If there is consolidation by absorption, that derisks attempting to challenge the SOTA providers, and so they will keep facing attempts.
aswegs819 minutes ago
That's definitely a moat. Being able to generate ARR every month.
libertine34 minutes ago
Out of those 3, only Google seems to be in the position to reach that kind of profit levels due to distribution and advertising.
Claude is kicking ass in the niche of coding and processes.
1 trillion is a lot of money for something that's not differentiated and protected in a massive market.
Does it look like OpenAI has that in place?
Cuban thinks they don't, and won't.
aurareturn30 minutes ago
I wrote about how I think OpenAI is going to kill it in advertisements here: https://news.ycombinator.com/item?id=46087109
Claude is kicking ass in coding but it seems like Codex is catching up fast. Claude Code's PR has taken a hit recently due to the lack of compute forcing Anthropic to dumb down the models. Codex has been gaining momentum.
Chip manufacturing aren't really differentiated either - it didn't stop TSMC from becoming the monopoly for high end chip nodes, capturing 90%+ of the advanced chip market. The reason they have is because Rock's Law makes it too expensive to build the next node unless you've generated enough revenue from the current node. I don't see why it isn't the same for SOTA models.
rwmj9 minutes ago
Chip manufacturing is insanely hard, it requires know-how, that's the moat. It's not money, otherwise the EU and China would have leading edge fabs.

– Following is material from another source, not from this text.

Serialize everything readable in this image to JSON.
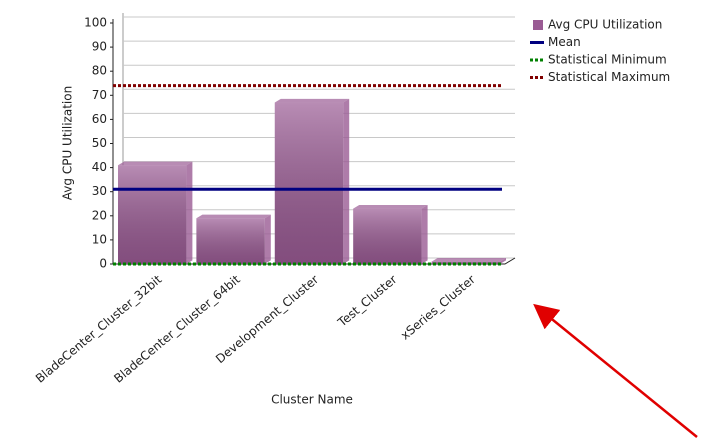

Machine learning has no real moat. There's no network effect, it's not hard (you can just throw money at the problem). It's not data, because we have an existence proof that general intelligence can be trained by a few humans and a shelf full of books. The compute to do it is generally available. As soon as one organization releases open weights, everyone can use it immediately, even on modest local hardware.
jqpabc12339 minutes ago
aurareturn38 minutes ago
This is a 5 year pledge - likely based on hitting revenue goals and not just using investor money.
feverzsj21 minutes ago
Why should they return your money if it's a Ponzi scheme?
jqpabc123an hour ago
In my experience, Cuban is generally pretty good at stripping away the stupidity and BS.
rwmj36 minutes ago
He's stating the obvious, but perhaps it needed to be said.
aurareturn37 minutes ago
Sometimes he is the stupidity and BS.